An education for girls
Currently, Ms. Mort said that adolescent girls have not been invited back to school.
“We've got around one million high school-age girls sitting at home, denied their right to an education”, she said. “We want to see every child in school. If children are not in school, they're much more likely to be recruited by an armed group, or to fall into early marriage or to be exploited in some way”.
Even before the current Taliban rule, 70 per cent of Afghanistan’s economy was shored up by international aid.
“With that help frozen, health workers and teachers are not being paid. If you imagine a country that doesn't have a functioning education system and doesn't have a functioning health system, you'll understand how quickly it all collapses”, she explained.

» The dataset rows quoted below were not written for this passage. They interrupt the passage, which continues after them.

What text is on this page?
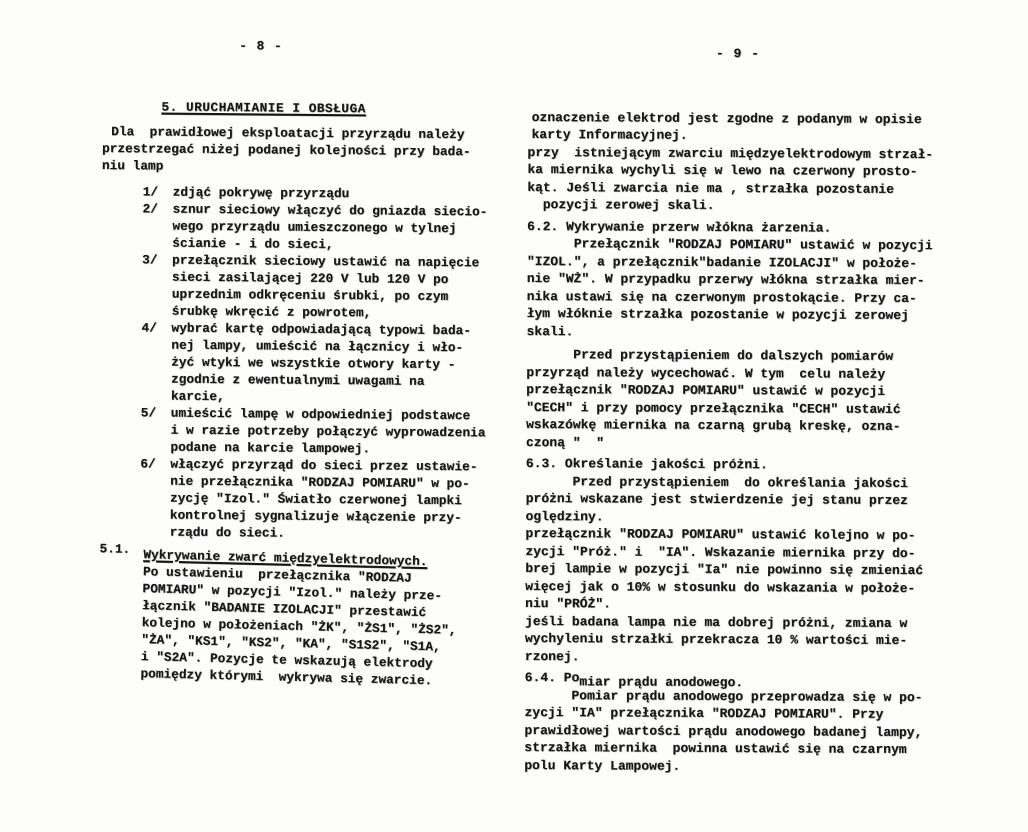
- 8 -
5. URUCHAMIANIE I OBSŁUGA
Dla  prawidłowej eksploatacji przyrządu należy
przestrzegać niżej podanej kolejności przy bada-
niu lamp
1/	zdjąć pokrywę przyrządu
2/	sznur sieciowy włączyć do gniazda siecio-
wego przyrządu umieszczonego w tylnej
ścianie - i do sieci,
3/	przełącznik sieciowy ustawić na napięcie
sieci zasilającej 220 V lub 120 V po
uprzednim odkręceniu śrubki, po czym
śrubkę wkręcić z powrotem,
4/	wybrać kartę odpowiadającą typowi bada-
nej lampy, umieścić na łącznicy i wło-
żyć wtyki we wszystkie otwory karty -
zgodnie z ewentualnymi uwagami na
karcie,
5/	umieścić lampę w odpowiedniej podstawce
i w razie potrzeby połączyć wyprowadzenia
podane na karcie lampowej.
6/	włączyć przyrząd do sieci przez ustawie-
nie przełącznika "RODZAJ POMIARU" w po-
zycję "Izol." Światło czerwonej lampki
kontrolnej sygnalizuje włączenie przy-
rządu do sieci.
5.1. Wykrywanie zwarć międzyelektrodowych.
Po ustawieniu  przełącznika "RODZAJ
POMIARU" w pozycji "Izol." należy prze-
łącznik "BADANIE IZOLACJI" przestawić
kolejno w położeniach "ŻK", "ŻS1", "ŻS2",
"ŻA", "KS1", "KS2", "KA", "S1S2", "S1A,
i "S2A". Pozycje te wskazują elektrody
pomiędzy którymi  wykrywa się zwarcie.
- 9 -
oznaczenie elektrod jest zgodne z podanym w opisie
karty Informacyjnej.
przy  istniejącym zwarciu międzyelektrodowym strzał-
ka miernika wychyli się w lewo na czerwony prosto-
kąt. Jeśli zwarcia nie ma , strzałka pozostanie
pozycji zerowej skali.
6.2. Wykrywanie przerw włókna żarzenia.
Przełącznik "RODZAJ POMIARU" ustawić w pozycji
"IZOL.", a przełącznik"badanie IZOLACJI" w położe-
nie "WŻ". W przypadku przerwy włókna strzałka mier-
nika ustawi się na czerwonym prostokącie. Przy ca-
łym włóknie strzałka pozostanie w pozycji zerowej
skali.
Przed przystąpieniem do dalszych pomiarów
przyrząd należy wycechować. W tym  celu należy
przełącznik "RODZAJ POMIARU" ustawić w pozycji
"CECH" i przy pomocy przełącznika "CECH" ustawić
wskazówkę miernika na czarną grubą kreskę, ozna-
czoną "  "
6.3. Określanie jakości próżni.
Przed przystąpieniem  do określania jakości
próżni wskazane jest stwierdzenie jej stanu przez
oględziny.
przełącznik "RODZAJ POMIARU" ustawić kolejno w po-
zycji "Próż." i  "IA". Wskazanie miernika przy do-
brej lampie w pozycji "Ia" nie powinno się zmieniać
więcej jak o 10% w stosunku do wskazania w położe-
niu "PRÓŻ".
jeśli badana lampa nie ma dobrej próżni, zmiana w
wychyleniu strzałki przekracza 10 % wartości mie-
rzonej.
6.4. Pomiar prądu anodowego.
Pomiar prądu anodowego przeprowadza się w po-
zycji "IA" przełącznika "RODZAJ POMIARU". Przy
prawidłowej wartości prądu anodowego badanej lampy,
strzałka miernika  powinna ustawić się na czarnym
polu Karty Lampowej.
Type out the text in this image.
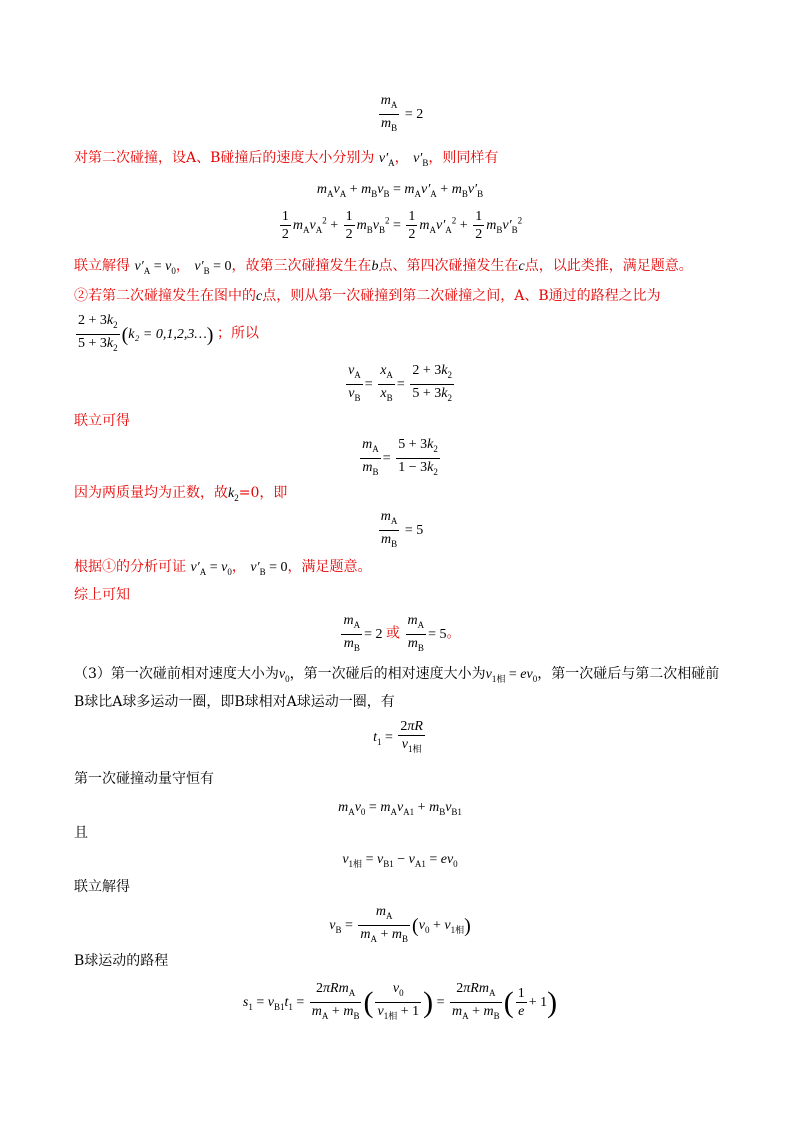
$\frac{m_A}{m_B} = 2$
对第二次碰撞，设A、B碰撞后的速度大小分别为 $v'_A$， $v'_B$，则同样有
$m_Av_A + m_Bv_B = m_Av'_A + m_Bv'_B$
$\frac{1}{2} m_Av_A^2 + \frac{1}{2} m_Bv_B^2 = \frac{1}{2} m_Av'_A^2 + \frac{1}{2} m_Bv'_B^2$
联立解得 $v'_A = v_0$， $v'_B = 0$，故第三次碰撞发生在b点、第四次碰撞发生在c点，以此类推，满足题意。
②若第二次碰撞发生在图中的c点，则从第一次碰撞到第二次碰撞之间，A、B通过的路程之比为
$\frac{2 + 3k_2}{5 + 3k_2} (k_2$ = 0,1,2,3…) ；所以
$\frac{v_A}{v_B} = \frac{x_A}{x_B} = \frac{2 + 3k_2}{5 + 3k_2}$
联立可得
$\frac{m_A}{m_B} = \frac{5 + 3k_2}{1 - 3k_2}$
因为两质量均为正数，故$k_2=0$，即
$\frac{m_A}{m_B} = 5$
根据①的分析可证 $v'_A = v_0$， $v'_B = 0$，满足题意。
综上可知
$\frac{m_A}{m_B} = 2$ 或 $\frac{m_A}{m_B} = 5$。
（3）第一次碰前相对速度大小为$v_0$，第一次碰后的相对速度大小为$v_{1相} = ev_0$，第一次碰后与第二次相碰前
B球比A球多运动一圈，即B球相对A球运动一圈，有
$t_1 = \frac{2\pi R}{v_{1相}}$
第一次碰撞动量守恒有
$m_Av_0 = m_Av_{A1} + m_Bv_{B1}$
且
$v_{1相} = v_{B1} - v_{A1} = ev_0$
联立解得
$v_B = \frac{m_A}{m_A + m_B} (v_0 + v_{1相})$
B球运动的路程
$s_1 = v_{B1}t_1 = \frac{2\pi Rm_A}{m_A + m_B}$ ( $\frac{v_0}{v_{1相} + 1}$ ) = $\frac{2\pi Rm_A}{m_A + m_B}$ ( $\frac{1}{e} + 1$)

Last week in a new school, the UN official spoke to a class of girls who had never had an education.
When she asked if they had a message to share with the world, a seven-year-old put her hand up and wondered if the world could keep peace in Afghanistan so that she can continue going to school.
“I just thought, God love you. It was so spontaneous, just keep peace in my country, so I can keep learning”, Ms. Mort recalled.